Он остановился с секстантом в руках, задумчиво гладя эмалевый металл. Он не мог определить свою мысль; собственно, ее и не было, была лишь тревога, не связанная с тревогой грядущего боя, возможной смерти. Другая тревога, но он не знал ее сути. Но как же промозгло, зябко. Безмолвно, темно вокруг и темно в душе, и сырое, тяжелое дыхание камня.
Он все стоял и стоял, глядя в сырую темноту жилища, почти физически чувствуя гул шумливого мира у ног своих, у этой черной бездны, этой небесной могилы, не в силах выйти (чтоб попытаться в полуреальной синеве, белизне этой ночи определить перепад склона, с которого им спускаться завтра).
Под маленьким окном, обнаруживавшим большую толщу стены и уныло мерцавшим в изломе камня на полувнятный небесный свет, заскрипели по льдинкам и по камням шаги; приближались его часовые, ходившие, чтоб согреться, туда-сюда и, видимо, даже не заметившие, как он проник в черную дверь. Фернандо вещал:
— Опоссум был хитрый, хитрей человека, он напустил на его дочерей змея. Прошло два месяца, живот младшей дочери начал пухнуть. — Отчего пухнет твой живот? спросил ее человек. — Я не знаю, — сказала дочь. Мне во сне приснилось, что в меня вползал змей, и с тех пор он пухнет. Еще через несколько месяцев она родила кучу мелких змеенышей. Перед этим она долго не могла разродиться. Ее мазали красным соком уруку, давали глодать шипы волшебного кактуса…

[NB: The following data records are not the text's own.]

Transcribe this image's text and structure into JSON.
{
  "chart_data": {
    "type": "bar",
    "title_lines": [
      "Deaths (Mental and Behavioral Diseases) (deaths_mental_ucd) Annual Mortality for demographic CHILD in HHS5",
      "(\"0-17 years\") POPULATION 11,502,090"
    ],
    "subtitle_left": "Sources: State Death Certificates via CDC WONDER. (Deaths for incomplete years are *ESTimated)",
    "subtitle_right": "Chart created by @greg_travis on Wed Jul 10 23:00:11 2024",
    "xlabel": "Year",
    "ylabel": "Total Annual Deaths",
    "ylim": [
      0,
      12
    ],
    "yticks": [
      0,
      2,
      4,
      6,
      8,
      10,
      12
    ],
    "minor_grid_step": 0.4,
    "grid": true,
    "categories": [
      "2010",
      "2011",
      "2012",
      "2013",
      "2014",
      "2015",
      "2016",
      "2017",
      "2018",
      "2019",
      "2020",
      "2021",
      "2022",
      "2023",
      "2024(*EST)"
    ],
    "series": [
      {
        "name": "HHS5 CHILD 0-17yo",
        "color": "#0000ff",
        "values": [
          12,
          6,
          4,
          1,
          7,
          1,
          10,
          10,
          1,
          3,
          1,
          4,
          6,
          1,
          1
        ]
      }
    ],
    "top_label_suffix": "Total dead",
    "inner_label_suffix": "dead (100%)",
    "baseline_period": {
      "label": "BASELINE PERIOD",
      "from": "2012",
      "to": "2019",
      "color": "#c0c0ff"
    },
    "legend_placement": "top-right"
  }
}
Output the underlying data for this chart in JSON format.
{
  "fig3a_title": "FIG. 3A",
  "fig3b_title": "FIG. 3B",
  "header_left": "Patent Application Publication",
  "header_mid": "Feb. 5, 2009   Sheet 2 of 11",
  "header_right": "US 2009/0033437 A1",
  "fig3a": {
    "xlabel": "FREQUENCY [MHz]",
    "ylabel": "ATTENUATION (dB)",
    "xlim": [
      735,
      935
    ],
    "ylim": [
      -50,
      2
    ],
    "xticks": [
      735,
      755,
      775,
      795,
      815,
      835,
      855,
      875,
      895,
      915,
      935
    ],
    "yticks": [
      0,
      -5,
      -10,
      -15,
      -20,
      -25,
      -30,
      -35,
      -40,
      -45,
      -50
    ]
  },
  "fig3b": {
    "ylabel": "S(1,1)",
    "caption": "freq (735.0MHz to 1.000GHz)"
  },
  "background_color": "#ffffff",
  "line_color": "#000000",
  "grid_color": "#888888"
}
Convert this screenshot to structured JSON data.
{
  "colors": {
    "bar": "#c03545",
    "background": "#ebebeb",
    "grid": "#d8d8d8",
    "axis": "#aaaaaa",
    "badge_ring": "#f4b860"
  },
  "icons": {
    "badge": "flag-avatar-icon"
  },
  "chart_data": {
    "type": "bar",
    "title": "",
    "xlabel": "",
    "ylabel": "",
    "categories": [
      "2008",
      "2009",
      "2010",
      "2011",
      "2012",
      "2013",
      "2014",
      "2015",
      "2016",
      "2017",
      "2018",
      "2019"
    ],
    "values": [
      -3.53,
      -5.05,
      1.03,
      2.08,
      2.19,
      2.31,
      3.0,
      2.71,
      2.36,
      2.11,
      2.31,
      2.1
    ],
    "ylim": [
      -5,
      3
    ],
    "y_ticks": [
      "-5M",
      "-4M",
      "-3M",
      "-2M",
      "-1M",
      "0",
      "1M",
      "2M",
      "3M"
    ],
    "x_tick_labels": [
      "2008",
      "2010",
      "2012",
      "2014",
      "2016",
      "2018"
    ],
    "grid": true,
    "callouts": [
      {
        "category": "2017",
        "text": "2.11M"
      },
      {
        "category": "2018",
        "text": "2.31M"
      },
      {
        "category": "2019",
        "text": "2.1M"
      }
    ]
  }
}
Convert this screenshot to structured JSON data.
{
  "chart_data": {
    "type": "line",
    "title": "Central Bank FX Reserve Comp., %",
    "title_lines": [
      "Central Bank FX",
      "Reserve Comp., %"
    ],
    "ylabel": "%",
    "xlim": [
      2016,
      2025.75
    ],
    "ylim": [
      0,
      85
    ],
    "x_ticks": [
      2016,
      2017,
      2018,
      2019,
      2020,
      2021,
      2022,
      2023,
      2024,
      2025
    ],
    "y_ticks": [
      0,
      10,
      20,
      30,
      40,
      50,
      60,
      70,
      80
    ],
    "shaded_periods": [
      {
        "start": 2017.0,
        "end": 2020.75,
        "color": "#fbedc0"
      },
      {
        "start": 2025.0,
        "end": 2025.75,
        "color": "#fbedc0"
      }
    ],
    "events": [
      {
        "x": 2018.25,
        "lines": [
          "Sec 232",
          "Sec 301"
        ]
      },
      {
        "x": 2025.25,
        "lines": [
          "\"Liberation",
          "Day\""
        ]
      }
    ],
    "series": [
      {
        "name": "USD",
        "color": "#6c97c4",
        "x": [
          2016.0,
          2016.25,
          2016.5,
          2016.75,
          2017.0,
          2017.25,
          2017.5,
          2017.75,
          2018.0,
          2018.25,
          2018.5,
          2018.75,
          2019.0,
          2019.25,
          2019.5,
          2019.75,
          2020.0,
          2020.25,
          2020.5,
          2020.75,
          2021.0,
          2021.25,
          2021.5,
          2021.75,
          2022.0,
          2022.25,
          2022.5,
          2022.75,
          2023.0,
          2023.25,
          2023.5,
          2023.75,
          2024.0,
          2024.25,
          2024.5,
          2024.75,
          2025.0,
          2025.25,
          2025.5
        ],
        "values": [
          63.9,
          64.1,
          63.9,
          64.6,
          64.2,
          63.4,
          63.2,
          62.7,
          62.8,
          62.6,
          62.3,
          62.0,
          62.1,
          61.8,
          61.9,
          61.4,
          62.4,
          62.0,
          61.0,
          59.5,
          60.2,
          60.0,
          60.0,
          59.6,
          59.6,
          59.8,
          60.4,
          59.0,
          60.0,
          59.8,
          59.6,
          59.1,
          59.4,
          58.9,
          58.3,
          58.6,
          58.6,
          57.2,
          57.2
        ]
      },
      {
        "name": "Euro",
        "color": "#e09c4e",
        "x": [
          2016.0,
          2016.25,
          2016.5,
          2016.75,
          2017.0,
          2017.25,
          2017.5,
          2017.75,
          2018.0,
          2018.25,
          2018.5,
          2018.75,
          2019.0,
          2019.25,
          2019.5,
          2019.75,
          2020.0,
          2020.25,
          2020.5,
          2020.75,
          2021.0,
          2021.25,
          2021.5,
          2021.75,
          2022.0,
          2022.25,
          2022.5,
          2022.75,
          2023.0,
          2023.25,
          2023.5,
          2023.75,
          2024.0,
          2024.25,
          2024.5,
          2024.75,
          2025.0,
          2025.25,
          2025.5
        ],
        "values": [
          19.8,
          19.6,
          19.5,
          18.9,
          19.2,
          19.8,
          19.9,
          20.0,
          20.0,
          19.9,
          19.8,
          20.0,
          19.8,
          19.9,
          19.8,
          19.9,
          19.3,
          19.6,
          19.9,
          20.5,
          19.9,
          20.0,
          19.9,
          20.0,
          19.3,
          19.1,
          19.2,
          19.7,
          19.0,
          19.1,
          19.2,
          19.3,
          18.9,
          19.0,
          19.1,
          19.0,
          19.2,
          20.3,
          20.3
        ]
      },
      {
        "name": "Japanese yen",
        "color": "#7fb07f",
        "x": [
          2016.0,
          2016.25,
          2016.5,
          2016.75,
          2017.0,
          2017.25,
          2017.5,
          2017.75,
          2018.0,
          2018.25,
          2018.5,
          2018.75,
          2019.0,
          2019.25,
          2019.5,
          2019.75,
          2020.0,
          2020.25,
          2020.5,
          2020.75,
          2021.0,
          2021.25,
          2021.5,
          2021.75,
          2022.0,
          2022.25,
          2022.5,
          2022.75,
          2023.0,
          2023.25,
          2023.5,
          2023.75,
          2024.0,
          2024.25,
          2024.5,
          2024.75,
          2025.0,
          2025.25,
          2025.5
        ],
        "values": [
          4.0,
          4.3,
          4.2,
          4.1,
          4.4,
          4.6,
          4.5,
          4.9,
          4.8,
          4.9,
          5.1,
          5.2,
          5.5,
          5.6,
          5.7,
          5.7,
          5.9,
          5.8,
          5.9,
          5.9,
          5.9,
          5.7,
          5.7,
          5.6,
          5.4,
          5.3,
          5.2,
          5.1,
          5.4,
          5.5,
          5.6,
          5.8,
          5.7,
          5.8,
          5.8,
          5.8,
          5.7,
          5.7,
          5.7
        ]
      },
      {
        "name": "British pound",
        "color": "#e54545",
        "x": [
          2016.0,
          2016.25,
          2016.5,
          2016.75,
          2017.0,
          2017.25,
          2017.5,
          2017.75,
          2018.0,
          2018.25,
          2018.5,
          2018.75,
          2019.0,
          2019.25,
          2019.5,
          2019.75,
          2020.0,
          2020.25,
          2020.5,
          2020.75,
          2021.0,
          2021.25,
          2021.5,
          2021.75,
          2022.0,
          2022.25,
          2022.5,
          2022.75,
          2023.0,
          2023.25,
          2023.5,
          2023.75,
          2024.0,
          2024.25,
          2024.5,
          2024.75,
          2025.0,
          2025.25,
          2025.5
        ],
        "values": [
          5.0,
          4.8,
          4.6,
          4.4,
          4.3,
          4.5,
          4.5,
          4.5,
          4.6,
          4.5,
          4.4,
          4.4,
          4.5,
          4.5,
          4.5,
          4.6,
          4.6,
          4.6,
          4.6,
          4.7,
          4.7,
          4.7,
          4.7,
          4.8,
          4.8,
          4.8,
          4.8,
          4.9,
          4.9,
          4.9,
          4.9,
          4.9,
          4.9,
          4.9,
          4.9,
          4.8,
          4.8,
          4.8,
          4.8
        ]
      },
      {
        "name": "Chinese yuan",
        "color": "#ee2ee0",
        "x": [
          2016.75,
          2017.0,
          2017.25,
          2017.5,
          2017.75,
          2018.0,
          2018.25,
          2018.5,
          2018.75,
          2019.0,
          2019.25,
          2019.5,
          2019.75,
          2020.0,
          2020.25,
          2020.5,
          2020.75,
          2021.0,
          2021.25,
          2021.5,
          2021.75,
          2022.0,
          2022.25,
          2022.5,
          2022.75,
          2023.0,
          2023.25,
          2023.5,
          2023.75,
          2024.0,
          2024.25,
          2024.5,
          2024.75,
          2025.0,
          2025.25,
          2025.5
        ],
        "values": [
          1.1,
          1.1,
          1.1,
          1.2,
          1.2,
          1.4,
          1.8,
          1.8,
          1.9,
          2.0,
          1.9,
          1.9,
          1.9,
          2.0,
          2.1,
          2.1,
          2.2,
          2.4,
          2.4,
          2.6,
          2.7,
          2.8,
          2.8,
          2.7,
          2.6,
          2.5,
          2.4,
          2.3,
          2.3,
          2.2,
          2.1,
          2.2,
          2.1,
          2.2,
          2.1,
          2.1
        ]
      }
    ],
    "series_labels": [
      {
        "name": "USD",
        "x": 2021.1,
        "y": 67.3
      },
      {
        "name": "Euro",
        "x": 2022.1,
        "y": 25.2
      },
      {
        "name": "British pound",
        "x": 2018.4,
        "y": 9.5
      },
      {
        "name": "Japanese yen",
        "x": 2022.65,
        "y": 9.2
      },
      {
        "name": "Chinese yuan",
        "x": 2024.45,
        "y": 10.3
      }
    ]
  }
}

Унылость и ледяное дыхание ночи, таинственная тревога, чернь, синева, и снег, и загробный ветер, и льды, и сырость, и череп неведомого страдальца где-то под сапогом, и неверный свет, и манящая белизна, чернота из окна и пред мысленным взором, и вопли оставшихся в гиблой жиже и падающих в безмолвную пропасть пред мысленным слухом, и эта гиблая, дикая сказка, этот Фернандо.
— Эй, замолчи! Останови свое идиотство, слышишь! Ну что за идиот! — завопил Освободитель Боливар, выскакивая из черной пасти жилища, как из разверстой могилы. — Ну что за болтун, я не знаю!
Последние слова он произнес тоном ниже, ибо увидел, что само его появление произвело на солдат вполне подавляющее впечатление: они шарахнулись, грохнув ружьями о ближайшие глыбы, и, остановившись, согнувшись и дрожа, благоговейно и в страхе слушали ругань рассерженного господа бога сеньора Боливара, возникшего из черного небытия. «Мне — не стыдно? они сторожат меня. Руссо и Шатобриан… вояка… равенство, братство», — спокойно и обыденно прошло в голове; о темной промозглости не было и помина в сердце. Он помычал смущенно и пробормотал еще ниже тоном:
— Ну разве так можно, Фернандо? Ведь ты надоел со своими сказками. Тут и так темно, ночь, люди устали, а ты еще болтаешь глупости: змей, опоссум, понародила змеенышей. Разве так можно?